The focus then shifted to Childress’s discussions with former NASCAR driver Bobby Hillin Jr. concerning Hillin’s exploration of purchasing a stake in RCR. This potential deal involved a group led by Hillin acquiring shares from both Childress and Chartwell Investments. Childress again expressed reluctance to answer, but was again compelled by Judge Bell. He stated that Chartwell was looking to exit the sport and that Hillin had approached him with the inquiry. Childress became agitated that NASCAR’s attorney possessed this information, which he believed was protected by non-disclosure agreements, and publicly revealed it in court. He asserted, "This isn’t what we are here for."

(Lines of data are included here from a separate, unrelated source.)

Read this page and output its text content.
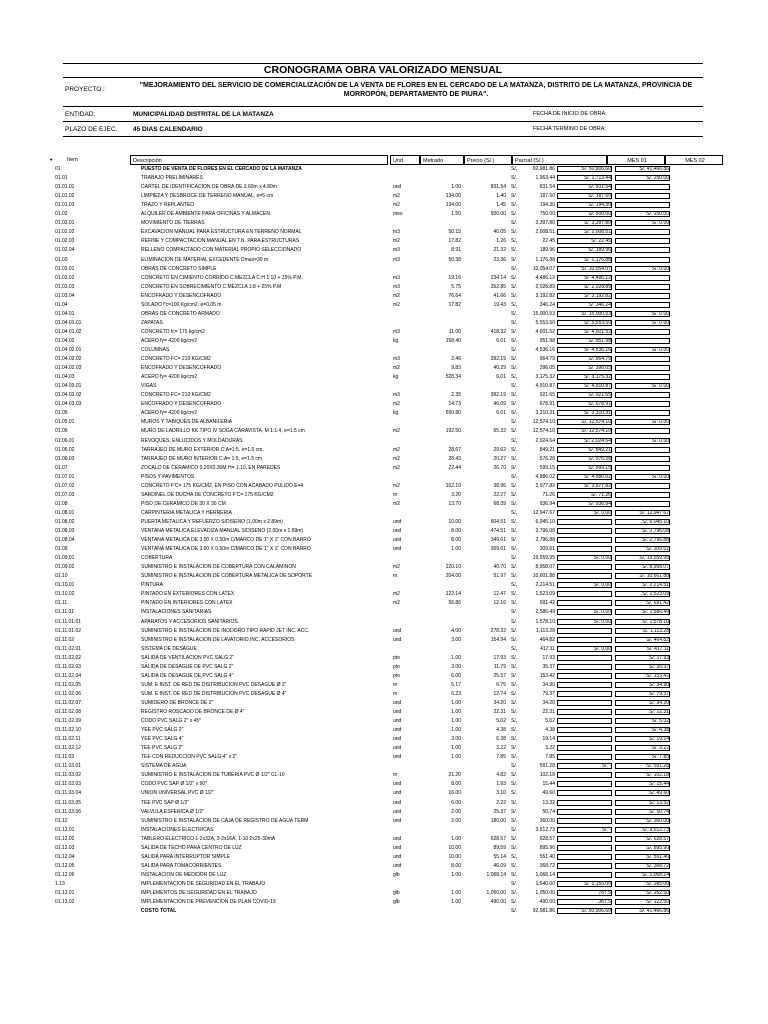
CRONOGRAMA OBRA VALORIZADO MENSUAL
PROYECTO :
"MEJORAMIENTO DEL SERVICIO DE COMERCIALIZACIÓN DE LA VENTA DE FLORES EN EL CERCADO DE LA MATANZA, DISTRITO DE LA MATANZA, PROVINCIA DE MORROPÓN, DEPARTAMENTO DE PIURA".
ENTIDAD:	MUNICIPALIDAD DISTRITAL DE LA MATANZA	FECHA DE INICIO DE OBRA:
PLAZO DE EJEC. 45 DIAS CALENDARIO	FECHA TERMINO DE OBRA:
•	Item	Descripción	Und.	Metrado	Precio (S/.)	Parcial (S/.)	MES 01	MES 02
01	PUESTO DE VENTA DE FLORES EN EL CERCADO DE LA MATANZA	S/.	92,981.86	S/. 50,906.60	S/. 41,466.86
01.01	TRABAJO PRELIMINARES	S/.	1,963.44	S/. 1,713.44	S/. 250.00
01.01.01	CARTEL DE IDENTIFICACION DE OBRA DE 3.60m x 4.80m	und	1.00	831.54 S/.	831.54	S/. 831.54
01.01.02	LIMPIEZA Y DESBROCE DE TERRENO MANUAL, e=5 cm	m2	134.00	1.40 S/.	187.60	S/. 187.60
01.01.03	TRAZO Y REPLANTEO	m2	134.00	1.45 S/.	194.30	S/. 194.30
01.02	ALQUILER DE AMBIENTE PARA OFICINAS Y ALMACEN	mes	1.50	500.00 S/.	750.00	S/. 500.00	S/. 250.00
01.02.01	MOVIMIENTO DE TIERRAS	S/.	3,397.80	S/. 3,397.80	S/. 0.00
01.02.02	EXCAVACION MANUAL PARA ESTRUCTURA EN TERRENO NORMAL	m3	50.15	40.05 S/.	2,008.51	S/. 2,008.51
01.02.03	REFINE Y COMPACTACIÓN MANUAL EN T.N. PARA ESTRUCTURAS	m2	17.82	1.26 S/.	22.45	S/. 22.45
01.02.04	RELLENO COMPACTADO CON MATERIAL PROPIO SELECCIONADO	m3	8.91	21.32 S/.	189.96	S/. 189.96
01.03	ELIMINACION DE MATERIAL EXCEDENTE Dmax=30 m	m3	50.38	23.36 S/.	1,176.88	S/. 1,176.88
01.03.01	OBRAS DE CONCRETO SIMPLE	S/.	10,054.07	S/. 10,054.07	S/. 0.00
01.03.02	CONCRETO EN CIMIENTO CORRIDO C:MEZCLA C:H 1:10 + 25% P.M.	m3	19.16	234.14 S/.	4,486.12	S/. 4,486.12
01.03.03	CONCRETO EN SOBRECIMIENTO C:MEZCLA 1:8 + 25% P.M	m3	5.75	352.85 S/.	2,028.89	S/. 2,028.89
01.03.04	ENCOFRADO Y DESENCOFRADO	m2	76.64	41.66 S/.	3,192.82	S/. 3,192.82
01.04	SOLADO f'c=100 Kg/cm2, e=0.05 m.	m2	17.82	19.43 S/.	346.24	S/. 346.24
01.04.01	OBRAS DE CONCRETO ARMADO	S/.	15,000.53	S/. 15,000.53	S/. 0.00
01.04.01.01	ZAPATAS	S/.	5,553.50	S/. 5,553.50	S/. 0.00
01.04.01.02	CONCRETO fc= 175 kg/cm2	m3	11.00	418.32 S/.	4,601.52	S/. 4,601.52
01.04.02	ACERO fy= 4200 kg/cm2	kg	158.40	6.01 S/.	951.98	S/. 951.98
01.04.02.01	COLUMNAS	S/.	4,536.16	S/. 4,536.16	S/. 0.00
01.04.02.02	CONCRETO FC= 210 KG/CM2	m3	2.46	392.19 S/.	964.79	S/. 964.79
01.04.02.03	ENCOFRADO Y DESENCOFRADO	m2	9.83	40.29 S/.	396.05	S/. 396.05
01.04.03	ACERO fy= 4200 kg/cm2	kg	528.34	6.01 S/.	3,175.32	S/. 3,175.32
01.04.03.01	VIGAS	S/.	4,910.87	S/. 4,910.87	S/. 0.00
01.04.03.02	CONCRETO FC= 210 KG/CM2	m3	2.35	392.19 S/.	921.65	S/. 921.65
01.04.03.03	ENCOFRADO Y DESENCOFRADO	m2	14.73	46.09 S/.	678.91	S/. 678.91
01.05	ACERO fy= 4200 kg/cm2	kg	550.80	6.01 S/.	3,310.31	S/. 3,310.31
01.05.01	MUROS Y TABIQUES DE ALBAÑILERIA	S/.	12,574.10	S/. 12,574.10	S/. 0.00
01.06	MURO DE LADRILLO KK TIPO IV SOGA CARAVISTA, M 1:1:4, e=1.5 cm	m2	192.50	65.32 S/.	12,574.10	S/. 12,574.10
01.06.01	REVOQUES, ENLUCIDOS Y MOLDADURAS	S/.	2,024.64	S/. 2,024.64	S/. 0.00
01.06.02	TARRAJEO DE MURO EXTERIOR C:A=1:5, e=1.5 cm.	m2	28.67	29.62 S/.	849.21	S/. 849.21
01.06.03	TARRAJEO DE MURO INTERIOR C:A= 1:5, e=1.5 cm.	m2	28.43	20.27 S/.	576.28	S/. 576.28
01.07	ZÓCALO DE CERÁMICO 0.20X0.30M H= 1.10, EN PAREDES	m2	22.44	26.70 S/.	599.15	S/. 599.15
01.07.01	PISOS Y PAVIMENTOS	S/.	4,986.02	S/. 4,986.02	S/. 0.00
01.07.02	CONCRETO F'C= 175 KG/CM2, EN PISO CON ACABADO PULIDO E=4	m2	102.10	38.96 S/.	3,977.82	S/. 3,977.82
01.07.03	SARDINEL DE DUCHA DE CONCRETO F'C= 175 KG/CM2	m	3.20	22.27 S/.	71.26	S/. 71.26
01.08	PISO DE CERÁMICO DE 30 X 30 CM	m2	13.70	68.39 S/.	936.94	S/. 936.94
01.08.01	CARPINTERIA METALICA Y HERRERIA	S/.	12,947.67	S/. 0.00	S/. 12,947.67
01.08.02	PUERTA METALICA Y REFUERZO S/DISEÑO (1.00m x 2.89m)	und	10.00	604.51 S/.	6,045.10	S/. 6,045.10
01.08.03	VENTANA METALICA ELEVADIZA MANUAL S/DISEÑO (2.00m x 1.89m)	und	8.00	474.51 S/.	3,796.08	S/. 3,796.08
01.08.04	VENTANA METALICA DE 3.00 X 0.50m C/MARCO DE 1" X 1" CON BARRO	und	8.00	349.61 S/.	2,796.88	S/. 2,796.88
01.09	VENTANA METALICA DE 3.00 X 0.50m C/MARCO DE 1" X 1" CON BARRO	und	1.00	309.61 S/.	309.61	S/. 309.61
01.09.01	COBERTURA	S/.	19,559.95	S/. 0.00	S/. 19,559.95
01.09.02	SUMINISTRO E INSTALACION DE COBERTURA CON CALAMINON	m2	220.10	40.70 S/.	8,958.07	S/. 8,958.07
01.10	SUMINISTRO E INSTALACION DE COBERTURA METALICA DE SOPORTE	m	204.00	51.97 S/.	10,601.88	S/. 10,601.88
01.10.01	PINTURA	S/.	2,214.51	S/. 0.00	S/. 2,214.51
01.10.02	PINTADO EN EXTERIORES CON LATEX	m2	122.14	12.47 S/.	1,523.09	S/. 1,523.09
01.11	PINTADO EN INTERIORES CON LATEX	m2	56.86	12.16 S/.	691.42	S/. 691.42
01.11.01	INSTALACIONES SANITARIAS	S/.	2,586.49	S/. 0.00	S/. 2,586.49
01.11.01.01	APARATOS Y ACCESORIOS SANITARIOS	S/.	1,578.10	S/. 0.00	S/. 1,578.10
01.11.01.02	SUMINISTRO E INSTALACION DE INODORO TIPO RAPID JET INC. ACC.	und	4.00	278.32 S/.	1,113.28	S/. 1,113.28
01.11.02	SUMINISTRO E INSTALACION DE LAVATORIO INC. ACCESORIOS	und	3.00	154.94 S/.	464.82	S/. 464.82
01.11.02.01	SISTEMA DE DESAGUE	S/.	417.11	S/. 0.00	S/. 417.11
01.11.02.02	SALIDA DE VENTILACIÓN PVC SALG 2"	pto	1.00	17.93 S/.	17.93	S/. 17.93
01.11.02.03	SALIDA DE DESAGÜE DE PVC SALG 2"	pto	3.00	11.79 S/.	35.37	S/. 35.37
01.11.02.04	SALIDA DE DESAGÜE DE PVC SALG 4"	pto	6.00	25.57 S/.	153.42	S/. 153.42
01.11.02.05	SUM. E INST. DE RED DE DISTRIBUCIÓN PVC DESAGÜE Ø 2"	m	5.17	6.75 S/.	34.90	S/. 34.90
01.11.02.06	SUM. E INST. DE RED DE DISTRIBUCIÓN PVC DESAGÜE Ø 4"	m	6.23	12.74 S/.	79.37	S/. 79.37
01.11.02.07	SUMIDERO DE BRONCE DE 2"	und	1.00	34.20 S/.	34.20	S/. 34.20
01.11.02.08	REGISTRO ROSCADO DE BRONCE DE Ø 4"	und	1.00	22.31 S/.	22.31	S/. 22.31
01.11.02.09	CODO PVC SALG 2" x 45°	und	1.00	5.02 S/.	5.02	S/. 5.02
01.11.02.10	YEE PVC SALG 2"	und	1.00	4.38 S/.	4.38	S/. 4.38
01.11.02.11	YEE PVC SALG 4"	und	3.00	6.38 S/.	19.14	S/. 19.14
01.11.02.12	TEE PVC SALG 2"	und	1.00	3.22 S/.	3.22	S/. 3.22
01.11.03	TEE CON REDUCCIÓN PVC SALG 4" x 2"	und	1.00	7.85 S/.	7.85	S/. 7.85
01.11.03.01	SISTEMA DE AGUA	S/.	591.28	S/. -	S/. 591.28
01.11.03.02	SUMINISTRO E INSTALACION DE TUBERIA PVC Ø 1/2" CL-10	m	21.20	4.82 S/.	102.18	S/. 102.18
01.11.03.03	CODO PVC SAP Ø 1/2" x 90°	und	8.00	1.93 S/.	15.44	S/. 15.44
01.11.03.04	UNION UNIVERSAL PVC Ø 1/2"	und	16.00	3.10 S/.	49.60	S/. 49.60
01.11.03.05	TEE PVC SAP Ø 1/2"	und	6.00	2.22 S/.	13.32	S/. 13.32
01.11.03.06	VALVULA ESFERICA Ø 1/2"	und	2.00	25.37 S/.	50.74	S/. 50.74
01.12	SUMINISTRO E INSTALACION DE CAJA DE REGISTRO DE AGUA TERM	und	2.00	180.00 S/.	360.00	S/. 360.00
01.12.01	INSTALACIONES ELECTRICAS	S/.	3,512.73	S/. -	S/. 3,512.73
01.12.02	TABLERO ELECTRICO 1-2x32A, 3-2x16A, 1-10 2x25-30mA	und	1.00	628.57 S/.	628.57	S/. 628.57
01.12.03	SALIDA DE TECHO PARA CENTRO DE LUZ	und	10.00	89.59 S/.	895.90	S/. 895.90
01.12.04	SALIDA PARA INTERRUPTOR SIMPLE	und	10.00	55.14 S/.	551.40	S/. 551.40
01.12.05	SALIDA PARA TOMACORRIENTES	und	8.00	46.09 S/.	368.72	S/. 368.72
01.12.06	INSTALACION DE MEDIDOR DE LUZ	glb	1.00	1,068.14 S/.	1,068.14	S/. 1,068.14
1.13	IMPLEMENTACION DE SEGURIDAD EN EL TRABAJO	S/.	1,540.00	S/. 1,155.00	S/. 385.00
01.13.01	IMPLEMENTOS DE SEGURIDAD EN EL TRABAJO	glb	1.00	1,050.00 S/.	1,050.00	787.5	S/. 262.50
01.13.02	IMPLEMENTACION DE PREVENCION DE PLAN COVID-19	glb	1.00	490.00 S/.	490.00	367.5	S/. 122.50
COSTO TOTAL	S/.	92,981.86	S/. 50,906.60	S/. 41,466.86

The proposed deal also conceptually included the purchase of a third charter. Childress confirmed Hillin’s discussions about this but stated he issued a termination letter because "they didn’t have the money, period."

Furthermore, Yates questioned Childress about financial audits conducted by Hillin’s group. These audits reportedly showed RCR had achieved a positive Earnings Before Interest, Taxes, Depreciation, and Amortization (EBITDA) every year of its 55-year existence. Childress expressed agitation, believing this information was also protected by an NDA. When asked if RCR’s consistent profitability was true, he responded, "I guess."

Following the dismissal of the jury, attorneys for 23XI and Front Row Motorsports requested that NASCAR turn over documents related to Hillin’s claims and identify the source of this information. Judge Bell instructed both parties to discuss the matter and present a resolution before 10 p.m. that evening.

Childress elaborated on RCR’s financial stability, explaining that his other businesses subsidize the race team. "I have other businesses to pay our bills for NASCAR," he stated. "I’d be broke if I was just doing the Cup teams." These ventures include a manufacturing shop producing chassis for Xfinity Series teams, as well as military contracts, ECR Engines, which supplies powerplants across the industry, and a vineyard. Despite this diversification, Childress concluded that the revenue generated by his other businesses should ideally be retained within his personal accounts rather than used to support his NASCAR operations.